Case 1. Let $-\gamma_1<0$ and $-\gamma_2<0$ be two real values of $q$. Then the general solution (we will discuss, using linear algebra, why this is indeed the general solution later) is $$x=A_1e^{-\gamma_1 t}+A_2e^{-\gamma_2 t}$$ The motion is nonoscillatory and the displacement $x$ decays to 0 in an exponential matter.

Example. The second-order linear differential equation $\ddot{x}+3\dot{x}+2x=0$ has the general solution $$x(t)=A_1e^{-2t}+A_2e^{-t}$$

x(t)=exp(-2t)+2exp(-t), t=0..8

Case 2. $q$ has one real value $q=-\gamma$ where $\gamma=\frac{c}{2m}$. The equation \eqref{eq:damped} can be written as \begin{equation}\label{eq:criticdamped}\left(\frac{d}{dt}+\gamma\right)^2x=\left(\frac{d}{dt}+\gamma\right)\left(\frac{d}{dt}+\gamma\right)x=0\end{equation} Let $u=\frac{d}{dt}+\gamma$. Then \eqref{eq:criticdamped} reduces to  a first-order differential equation $$\left(\frac{d}{dt}+\gamma\right)u=\frac{du}{dt}+\gamma u=0$$ which is separable. It’s solution is $u=A_1e^{-\gamma t}$. Now we have a first-order linear differential equation $$\frac{dx}{dt}+\gamma x=A_1e^{-\gamma t}$$ whose solution is given by $$x(t)=e^{-\gamma t}(A_1 t+A_2)$$

Example. The second-order linear differential equation $$\ddot{x}+2\dot{x}+x=0$$ has the general solution $$x(t)=e^{-t}(A_1t+A_2)$$

x(t)=exp(-t)(t+2), t=0..10

This also represents a nonoscillatory motion and the displacement $x$ decays to zero asymptotically. Critical damping produces an optimal return to the equilibrium position, so it is used, for example, for galvanometer suspensions.

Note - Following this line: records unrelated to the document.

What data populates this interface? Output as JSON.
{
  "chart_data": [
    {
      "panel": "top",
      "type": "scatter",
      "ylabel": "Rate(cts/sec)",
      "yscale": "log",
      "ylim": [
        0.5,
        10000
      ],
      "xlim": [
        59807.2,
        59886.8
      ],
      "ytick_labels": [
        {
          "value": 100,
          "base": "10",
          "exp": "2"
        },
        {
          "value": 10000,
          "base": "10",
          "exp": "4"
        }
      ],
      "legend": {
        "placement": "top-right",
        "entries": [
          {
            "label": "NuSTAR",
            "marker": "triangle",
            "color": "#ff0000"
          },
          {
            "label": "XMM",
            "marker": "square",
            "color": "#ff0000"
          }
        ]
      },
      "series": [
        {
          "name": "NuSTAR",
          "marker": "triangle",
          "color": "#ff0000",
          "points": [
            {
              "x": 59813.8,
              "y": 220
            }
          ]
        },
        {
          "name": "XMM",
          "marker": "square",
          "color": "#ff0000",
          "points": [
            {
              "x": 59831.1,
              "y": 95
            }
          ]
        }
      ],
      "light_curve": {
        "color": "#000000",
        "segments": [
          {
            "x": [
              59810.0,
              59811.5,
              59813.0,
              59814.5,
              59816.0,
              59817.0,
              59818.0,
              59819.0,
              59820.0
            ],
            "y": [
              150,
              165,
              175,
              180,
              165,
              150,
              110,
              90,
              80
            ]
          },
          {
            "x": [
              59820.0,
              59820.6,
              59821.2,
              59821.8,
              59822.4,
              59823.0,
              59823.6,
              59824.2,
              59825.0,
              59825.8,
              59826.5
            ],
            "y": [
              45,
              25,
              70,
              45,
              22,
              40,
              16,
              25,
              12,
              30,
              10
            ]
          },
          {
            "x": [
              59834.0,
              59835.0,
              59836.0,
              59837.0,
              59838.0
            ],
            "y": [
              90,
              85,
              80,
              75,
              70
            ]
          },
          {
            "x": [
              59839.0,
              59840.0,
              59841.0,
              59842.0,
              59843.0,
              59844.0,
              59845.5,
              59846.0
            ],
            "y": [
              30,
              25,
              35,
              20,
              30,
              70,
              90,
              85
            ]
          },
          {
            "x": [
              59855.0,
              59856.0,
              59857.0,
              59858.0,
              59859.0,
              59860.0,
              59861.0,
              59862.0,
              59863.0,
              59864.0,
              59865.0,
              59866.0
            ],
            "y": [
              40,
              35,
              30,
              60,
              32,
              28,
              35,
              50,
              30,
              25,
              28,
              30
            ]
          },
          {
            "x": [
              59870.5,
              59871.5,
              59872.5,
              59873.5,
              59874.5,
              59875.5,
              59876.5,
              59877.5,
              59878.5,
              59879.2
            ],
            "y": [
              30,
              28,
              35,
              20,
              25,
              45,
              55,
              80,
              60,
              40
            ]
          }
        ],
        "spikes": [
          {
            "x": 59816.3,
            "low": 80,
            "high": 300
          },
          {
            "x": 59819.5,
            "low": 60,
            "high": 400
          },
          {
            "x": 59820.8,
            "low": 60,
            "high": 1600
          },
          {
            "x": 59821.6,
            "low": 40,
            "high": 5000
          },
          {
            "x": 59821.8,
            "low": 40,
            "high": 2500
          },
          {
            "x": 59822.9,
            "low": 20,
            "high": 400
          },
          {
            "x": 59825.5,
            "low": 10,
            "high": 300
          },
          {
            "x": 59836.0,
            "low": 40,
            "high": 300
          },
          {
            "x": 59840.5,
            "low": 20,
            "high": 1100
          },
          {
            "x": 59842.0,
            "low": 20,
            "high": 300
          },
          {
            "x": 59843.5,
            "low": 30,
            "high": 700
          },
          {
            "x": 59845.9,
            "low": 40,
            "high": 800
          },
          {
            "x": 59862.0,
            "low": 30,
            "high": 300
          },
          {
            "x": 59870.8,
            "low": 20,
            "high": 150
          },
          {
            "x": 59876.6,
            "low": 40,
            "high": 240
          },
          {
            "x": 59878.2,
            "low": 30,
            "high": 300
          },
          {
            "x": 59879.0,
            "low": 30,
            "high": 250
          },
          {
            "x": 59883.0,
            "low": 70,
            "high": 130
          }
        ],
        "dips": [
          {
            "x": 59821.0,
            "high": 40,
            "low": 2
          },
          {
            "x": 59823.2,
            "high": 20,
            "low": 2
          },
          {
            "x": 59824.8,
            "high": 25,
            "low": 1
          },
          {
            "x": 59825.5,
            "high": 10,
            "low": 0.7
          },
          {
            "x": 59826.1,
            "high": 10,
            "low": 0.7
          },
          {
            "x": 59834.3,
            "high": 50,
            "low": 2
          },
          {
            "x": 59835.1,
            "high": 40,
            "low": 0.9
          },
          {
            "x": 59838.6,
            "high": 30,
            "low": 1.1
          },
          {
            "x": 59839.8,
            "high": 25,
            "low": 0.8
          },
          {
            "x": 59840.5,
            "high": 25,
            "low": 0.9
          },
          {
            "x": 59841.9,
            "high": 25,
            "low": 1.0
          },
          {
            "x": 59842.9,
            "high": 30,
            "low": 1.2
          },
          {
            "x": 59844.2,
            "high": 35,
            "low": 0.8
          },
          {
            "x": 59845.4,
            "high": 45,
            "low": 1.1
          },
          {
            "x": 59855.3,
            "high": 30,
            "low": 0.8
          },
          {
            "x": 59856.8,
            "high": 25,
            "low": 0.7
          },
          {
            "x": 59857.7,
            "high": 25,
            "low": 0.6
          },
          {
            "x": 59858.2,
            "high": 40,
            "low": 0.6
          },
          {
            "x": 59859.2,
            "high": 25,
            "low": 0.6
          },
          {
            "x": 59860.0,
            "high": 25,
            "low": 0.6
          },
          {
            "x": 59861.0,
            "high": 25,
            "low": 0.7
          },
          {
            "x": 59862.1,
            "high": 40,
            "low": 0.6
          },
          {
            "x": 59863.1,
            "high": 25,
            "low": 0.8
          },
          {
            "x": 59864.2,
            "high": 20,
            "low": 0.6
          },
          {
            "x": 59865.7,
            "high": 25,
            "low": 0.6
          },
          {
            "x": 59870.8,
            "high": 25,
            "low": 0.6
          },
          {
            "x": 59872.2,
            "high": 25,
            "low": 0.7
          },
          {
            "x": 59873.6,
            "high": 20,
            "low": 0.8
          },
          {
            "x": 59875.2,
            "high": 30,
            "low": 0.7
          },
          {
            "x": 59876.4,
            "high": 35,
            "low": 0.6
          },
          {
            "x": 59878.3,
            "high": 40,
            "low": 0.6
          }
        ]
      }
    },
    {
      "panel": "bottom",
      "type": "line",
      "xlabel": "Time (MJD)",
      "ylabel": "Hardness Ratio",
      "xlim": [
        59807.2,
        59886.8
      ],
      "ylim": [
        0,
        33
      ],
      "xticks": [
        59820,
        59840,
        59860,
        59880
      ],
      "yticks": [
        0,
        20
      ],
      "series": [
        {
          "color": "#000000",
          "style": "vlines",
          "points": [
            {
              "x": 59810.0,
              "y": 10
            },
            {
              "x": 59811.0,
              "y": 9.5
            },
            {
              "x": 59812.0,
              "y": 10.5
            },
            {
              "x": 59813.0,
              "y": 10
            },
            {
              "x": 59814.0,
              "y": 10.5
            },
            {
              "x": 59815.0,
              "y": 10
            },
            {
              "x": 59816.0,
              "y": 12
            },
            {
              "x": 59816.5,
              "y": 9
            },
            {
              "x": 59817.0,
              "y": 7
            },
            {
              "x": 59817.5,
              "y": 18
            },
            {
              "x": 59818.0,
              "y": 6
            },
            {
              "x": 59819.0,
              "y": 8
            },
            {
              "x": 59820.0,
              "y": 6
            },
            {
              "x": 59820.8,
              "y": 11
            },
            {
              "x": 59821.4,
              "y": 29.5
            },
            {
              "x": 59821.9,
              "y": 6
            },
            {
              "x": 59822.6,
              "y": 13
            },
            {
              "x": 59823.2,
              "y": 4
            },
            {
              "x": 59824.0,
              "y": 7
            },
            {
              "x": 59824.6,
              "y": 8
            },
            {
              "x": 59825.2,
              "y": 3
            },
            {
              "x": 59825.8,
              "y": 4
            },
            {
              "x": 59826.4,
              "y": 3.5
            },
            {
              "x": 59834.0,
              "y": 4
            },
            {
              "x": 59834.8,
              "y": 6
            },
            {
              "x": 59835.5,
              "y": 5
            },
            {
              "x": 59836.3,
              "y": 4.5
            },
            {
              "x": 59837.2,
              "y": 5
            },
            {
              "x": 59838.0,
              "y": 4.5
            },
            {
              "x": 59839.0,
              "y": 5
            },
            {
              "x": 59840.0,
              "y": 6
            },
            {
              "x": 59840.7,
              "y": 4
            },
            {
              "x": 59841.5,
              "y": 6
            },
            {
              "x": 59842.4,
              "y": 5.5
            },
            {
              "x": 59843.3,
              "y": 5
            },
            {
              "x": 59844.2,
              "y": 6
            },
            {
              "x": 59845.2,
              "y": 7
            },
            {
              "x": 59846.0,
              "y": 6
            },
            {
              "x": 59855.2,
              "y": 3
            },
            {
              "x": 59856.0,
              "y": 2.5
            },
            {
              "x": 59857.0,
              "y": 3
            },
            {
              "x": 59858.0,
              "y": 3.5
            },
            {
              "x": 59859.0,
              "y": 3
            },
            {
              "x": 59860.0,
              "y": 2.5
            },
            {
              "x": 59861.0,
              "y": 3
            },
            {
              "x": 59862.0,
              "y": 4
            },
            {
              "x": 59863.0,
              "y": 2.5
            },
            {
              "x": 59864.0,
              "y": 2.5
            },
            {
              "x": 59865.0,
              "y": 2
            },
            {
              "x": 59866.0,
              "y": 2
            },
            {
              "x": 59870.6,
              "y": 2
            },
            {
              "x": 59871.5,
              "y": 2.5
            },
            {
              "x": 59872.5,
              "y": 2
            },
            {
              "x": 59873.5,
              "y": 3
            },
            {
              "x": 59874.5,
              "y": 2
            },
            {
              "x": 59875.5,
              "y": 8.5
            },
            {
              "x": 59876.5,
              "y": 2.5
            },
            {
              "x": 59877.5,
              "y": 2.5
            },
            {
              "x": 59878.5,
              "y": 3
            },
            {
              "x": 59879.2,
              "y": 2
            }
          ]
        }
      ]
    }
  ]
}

Case 3. Suppose that $c$ is small enough so that $c^2-4mk<0$. In this case, $q$ are two complex numbers $-\gamma\pm i\omega_1$ where $\gamma=\frac{c}{2m}$, $\omega_1=\sqrt{\frac{k}{m}-\frac{c^2}{4m^2}}=\sqrt{\omega_0^2-\gamma^2}$. So $e^{(-\gamma+i\omega_1)t}$, $e^{(-\gamma-i\omega_1)t}$ are solutions of \eqref{eq:damped}. Due to the linearity of \eqref{eq:damped}, the real part $e^{-\gamma t}\cos\omega_1 t$and the imaginary part $e^{-\gamma t}\sin\omega_1 t$ of $e^{(-\gamma+i\omega_1)t}$ are also solutions of \eqref{eq:damped}. Hence, $$x(t)=ae^{-\gamma t}\cos\omega_1 t+be^{-\gamma t}\sin\omega_1 t$$ is the general solution. This can be written as $$x(t)=Ae^{-\gamma t}\cos(\omega_1 t-\theta_0)$$ where $A=\sqrt{a^2+b^2}$ and $\theta_0=\tan^{-1}\left(\frac{b}{a}\right)$. Note that the angular frequency (or natural frequency) $\omega_1$ is smaller than that of undamped harmonic oscillator $\omega_0$. $$\omega_1=\sqrt{\omega_0^2-\gamma^2}=\omega_0\sqrt{1-\left(\frac{\gamma}{\omega_0}\right)^2}$$ If $\frac{\gamma}{\omega_0}<1$ then $\sqrt{1-\left(\frac{\gamma}{\omega_0}\right)^2}\approx 1-\frac{1}{2}\frac{\gamma^2}{\omega_0^2}$. So $$\omega_1\approx \omega_0-\frac{\gamma^2}{2\omega_0}$$

Example. Let $m=1$, $c=4$ and $k=404$. Then the resulting equation of damped harmonic oscillator is $$\ddot{x}+4\dot{x}+404=0$$ Let us solve this equation with $x(0)=1$ and $\dot{x}(0)=0$. The characteristic equation $$q^2+4q+404=0$$ has two complex solutions $q=-2\pm 20i$. Thus $$x(t)=ae^{-2t}\cos(20t)+be^{-2t}\sin(20t)$$ $x(0)=1$ results in $a=1$. To determine $b$ we need $\dot{x}$. $$\dot{x}=-2e^{-2t}\cos(20t)-20e^{-2t}\sin(20t)-2be^{-2t}\sin(20t)+20be^{-2t}\cos(20t)$$ The initial condition $\dot{x}(0)=0$ results in $b=\frac{1}{10}$. Hence $x(t)$ is given by $$x(t)=e^{-2t}\cos(20t)+\frac{1}{10}e^{-2t}\sin(20t)$$ Since $A=\sqrt{a^2+b^2}=\frac{\sqrt{101}}{10}$ and $\theta_0=\tan^{-1}\left(\frac{b}{a}\right)=\tan^{-1}\left(\frac{1}{10}\right)\approx 0.099669$, $x(t)$ also can be written as $$x(t)=\frac{\sqrt{101}}{10}e^{-2t}\cos(20t-0.099669)$$

x(t)=1.00499exp(-2t)cos(20t-0.099669), t=0..pi

Differentiate the total energy $$E=\frac{1}{2}m\dot{x}^2+\frac{1}{2}kx^2$$ with respect to $t$. \begin{align*}\frac{dE}{dt}&=m\ddot{x}\dot{x}+k\dot{x}x\\&=(m\ddot{x}+kx)\dot{x}\\&=(-c\dot{x})\dot{x}\\&=-c(\dot{x})^2<0\end{align*} This is the rate at which energy is dissipated into heat by friction.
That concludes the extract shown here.